Business Standard

Things RBI should be mindful of before issuing own bonds

- MANOJIT SAHA

In view of the huge liquidity inflows in the Indian markets, the authors of the Report on Currency and Finance (RCF) that was published by the Reserve Bank of India (RBI) last week has an interestin­g proposal to manage the influx: The RBI, it says, should be able to issue its own bonds to mop up the excess liquidity.

Many global central banks in Switzerlan­d, Japan and Sweden have issued their own bonds to absorb liquidity in the aftermath of the global financial crisis. Among emerging market economies, Bank of Indonesia pioneered the use of central bank securities even before the Asian financial crisis of 1997.

“In the absence of budgetary allocation­s of marketable securities for the conduct of monetary policy in an open economy context, lessons can be drawn from the practice of several central banks that issue their own securities to effectivel­y pursue goals set for monetary policy in the face of large autonomous increase in surplus liquidity due to capital flows,” the report said. The views are of course that of the authors of the report working in different department­s of the central bank and not the views of the central bank.

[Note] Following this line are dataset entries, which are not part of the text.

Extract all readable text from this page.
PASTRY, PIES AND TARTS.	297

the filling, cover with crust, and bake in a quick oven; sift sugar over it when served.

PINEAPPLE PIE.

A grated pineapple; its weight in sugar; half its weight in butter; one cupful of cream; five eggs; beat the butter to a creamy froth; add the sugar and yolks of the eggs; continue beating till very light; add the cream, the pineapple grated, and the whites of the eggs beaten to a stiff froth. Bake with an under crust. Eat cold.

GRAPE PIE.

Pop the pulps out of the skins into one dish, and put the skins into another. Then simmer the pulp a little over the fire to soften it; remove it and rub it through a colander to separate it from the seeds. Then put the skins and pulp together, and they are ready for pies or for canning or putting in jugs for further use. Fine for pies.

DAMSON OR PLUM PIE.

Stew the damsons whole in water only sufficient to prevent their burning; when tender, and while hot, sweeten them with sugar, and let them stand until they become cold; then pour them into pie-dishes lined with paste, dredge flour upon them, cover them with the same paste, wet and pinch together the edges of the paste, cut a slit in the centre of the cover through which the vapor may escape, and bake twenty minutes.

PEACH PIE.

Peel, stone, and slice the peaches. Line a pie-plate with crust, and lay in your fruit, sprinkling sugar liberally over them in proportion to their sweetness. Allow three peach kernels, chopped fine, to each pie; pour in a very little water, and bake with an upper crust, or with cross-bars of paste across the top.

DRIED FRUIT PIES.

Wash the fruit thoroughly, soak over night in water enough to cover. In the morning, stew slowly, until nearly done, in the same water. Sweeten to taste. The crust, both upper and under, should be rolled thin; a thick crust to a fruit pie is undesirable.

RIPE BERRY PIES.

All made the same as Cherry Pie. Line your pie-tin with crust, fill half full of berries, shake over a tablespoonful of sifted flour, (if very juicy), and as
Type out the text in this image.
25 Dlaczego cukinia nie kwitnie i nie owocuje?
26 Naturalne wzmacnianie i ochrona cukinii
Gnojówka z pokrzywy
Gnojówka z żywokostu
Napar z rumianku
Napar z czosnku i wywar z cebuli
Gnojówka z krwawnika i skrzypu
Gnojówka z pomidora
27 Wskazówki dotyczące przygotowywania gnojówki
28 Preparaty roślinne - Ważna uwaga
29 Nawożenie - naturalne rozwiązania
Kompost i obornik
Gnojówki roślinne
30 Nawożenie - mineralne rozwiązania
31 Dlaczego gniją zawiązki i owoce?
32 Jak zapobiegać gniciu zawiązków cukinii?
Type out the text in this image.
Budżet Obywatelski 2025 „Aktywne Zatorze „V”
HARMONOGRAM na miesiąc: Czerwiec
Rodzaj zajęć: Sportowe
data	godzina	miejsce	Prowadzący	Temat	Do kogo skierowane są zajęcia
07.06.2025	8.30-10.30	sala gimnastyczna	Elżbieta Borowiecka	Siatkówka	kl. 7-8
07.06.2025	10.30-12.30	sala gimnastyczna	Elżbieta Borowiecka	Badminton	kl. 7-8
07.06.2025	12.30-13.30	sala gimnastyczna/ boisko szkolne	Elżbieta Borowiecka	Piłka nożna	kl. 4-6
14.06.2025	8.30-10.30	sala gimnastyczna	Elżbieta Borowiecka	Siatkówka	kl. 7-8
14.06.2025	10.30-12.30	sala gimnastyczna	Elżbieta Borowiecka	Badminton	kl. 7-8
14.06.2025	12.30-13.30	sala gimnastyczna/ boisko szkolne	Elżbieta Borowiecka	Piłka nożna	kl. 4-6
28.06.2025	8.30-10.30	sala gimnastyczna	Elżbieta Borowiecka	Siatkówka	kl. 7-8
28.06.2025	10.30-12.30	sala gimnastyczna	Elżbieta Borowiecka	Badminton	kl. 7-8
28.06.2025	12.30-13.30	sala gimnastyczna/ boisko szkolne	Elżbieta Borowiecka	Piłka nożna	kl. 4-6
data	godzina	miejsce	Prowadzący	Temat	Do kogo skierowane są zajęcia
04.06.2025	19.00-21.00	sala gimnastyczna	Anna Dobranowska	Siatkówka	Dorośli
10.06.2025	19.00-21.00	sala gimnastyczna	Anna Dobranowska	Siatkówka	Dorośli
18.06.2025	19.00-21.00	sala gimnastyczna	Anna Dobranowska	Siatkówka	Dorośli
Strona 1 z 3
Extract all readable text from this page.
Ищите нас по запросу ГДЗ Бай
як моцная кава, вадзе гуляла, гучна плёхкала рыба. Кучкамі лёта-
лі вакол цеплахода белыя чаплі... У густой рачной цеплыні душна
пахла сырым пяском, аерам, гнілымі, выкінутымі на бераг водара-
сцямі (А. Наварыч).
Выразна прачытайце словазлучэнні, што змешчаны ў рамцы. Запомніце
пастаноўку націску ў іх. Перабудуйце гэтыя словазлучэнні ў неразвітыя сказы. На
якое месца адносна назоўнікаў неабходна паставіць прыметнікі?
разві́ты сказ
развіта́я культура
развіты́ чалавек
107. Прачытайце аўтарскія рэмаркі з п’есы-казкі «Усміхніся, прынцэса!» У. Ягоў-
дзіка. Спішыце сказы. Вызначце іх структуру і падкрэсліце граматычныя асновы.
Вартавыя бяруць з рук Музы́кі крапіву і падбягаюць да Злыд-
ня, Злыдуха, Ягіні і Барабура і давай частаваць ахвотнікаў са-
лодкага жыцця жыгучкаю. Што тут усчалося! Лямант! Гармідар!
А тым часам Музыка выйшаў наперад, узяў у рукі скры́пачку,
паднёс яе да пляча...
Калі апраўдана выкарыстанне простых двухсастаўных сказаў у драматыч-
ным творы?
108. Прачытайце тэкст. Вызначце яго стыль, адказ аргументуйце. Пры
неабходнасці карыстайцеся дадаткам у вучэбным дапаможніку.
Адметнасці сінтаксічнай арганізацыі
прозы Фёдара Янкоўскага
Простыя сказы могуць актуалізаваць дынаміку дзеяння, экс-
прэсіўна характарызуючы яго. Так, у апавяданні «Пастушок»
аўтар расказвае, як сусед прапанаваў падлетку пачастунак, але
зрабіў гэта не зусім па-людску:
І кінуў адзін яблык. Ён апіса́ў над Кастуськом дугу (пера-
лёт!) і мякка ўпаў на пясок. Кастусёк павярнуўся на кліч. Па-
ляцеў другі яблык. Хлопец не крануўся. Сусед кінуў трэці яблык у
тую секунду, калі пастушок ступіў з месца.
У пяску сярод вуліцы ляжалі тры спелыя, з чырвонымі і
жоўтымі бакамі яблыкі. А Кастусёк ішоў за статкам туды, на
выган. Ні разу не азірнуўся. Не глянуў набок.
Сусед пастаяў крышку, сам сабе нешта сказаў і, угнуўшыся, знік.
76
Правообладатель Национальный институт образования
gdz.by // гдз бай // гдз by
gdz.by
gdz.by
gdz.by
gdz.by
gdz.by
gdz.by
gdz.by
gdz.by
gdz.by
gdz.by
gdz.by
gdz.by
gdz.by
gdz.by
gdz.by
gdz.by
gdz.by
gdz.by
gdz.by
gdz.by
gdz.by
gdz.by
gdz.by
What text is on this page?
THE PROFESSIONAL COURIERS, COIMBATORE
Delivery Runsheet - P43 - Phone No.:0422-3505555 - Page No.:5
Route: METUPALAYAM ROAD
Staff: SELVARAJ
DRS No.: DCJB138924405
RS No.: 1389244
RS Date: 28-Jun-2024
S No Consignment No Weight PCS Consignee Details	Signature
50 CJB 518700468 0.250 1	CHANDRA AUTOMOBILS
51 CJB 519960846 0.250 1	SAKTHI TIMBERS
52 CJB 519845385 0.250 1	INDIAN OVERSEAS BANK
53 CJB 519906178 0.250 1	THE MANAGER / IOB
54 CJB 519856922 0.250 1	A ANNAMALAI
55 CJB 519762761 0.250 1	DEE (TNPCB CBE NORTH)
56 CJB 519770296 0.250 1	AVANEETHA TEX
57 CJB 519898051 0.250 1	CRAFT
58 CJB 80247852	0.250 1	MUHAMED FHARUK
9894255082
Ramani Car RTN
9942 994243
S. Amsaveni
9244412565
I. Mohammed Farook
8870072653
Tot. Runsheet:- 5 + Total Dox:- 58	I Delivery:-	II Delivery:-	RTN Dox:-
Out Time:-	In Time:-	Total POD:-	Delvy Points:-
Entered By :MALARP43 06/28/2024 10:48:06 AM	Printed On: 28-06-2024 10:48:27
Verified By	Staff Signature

However, there are a few issues that the central bank should consider before issuing these bonds.

As the thinking is that such bonds would replace the bonds issued under the Market Stabilizat­ion Scheme, it is likely that those will be of shorter tenure. In that case, there could be an issue of oversupply of shorter tenure bonds which could push up the yields.

“I don’t see the need for such bonds. The idea is, the RBI may have to do this if they run out of securities for reverse repo. The

RBI’S own security is essentiall­y an alternativ­e to MSS, but with the central bank having full control over issuance quantum. But whether it’s MSS or the RBI’S own bonds they will act as competitio­n to short-end borrowing by the government and push up yields,” said A Prasanna, head-fixed income research at ICICI Securities PD.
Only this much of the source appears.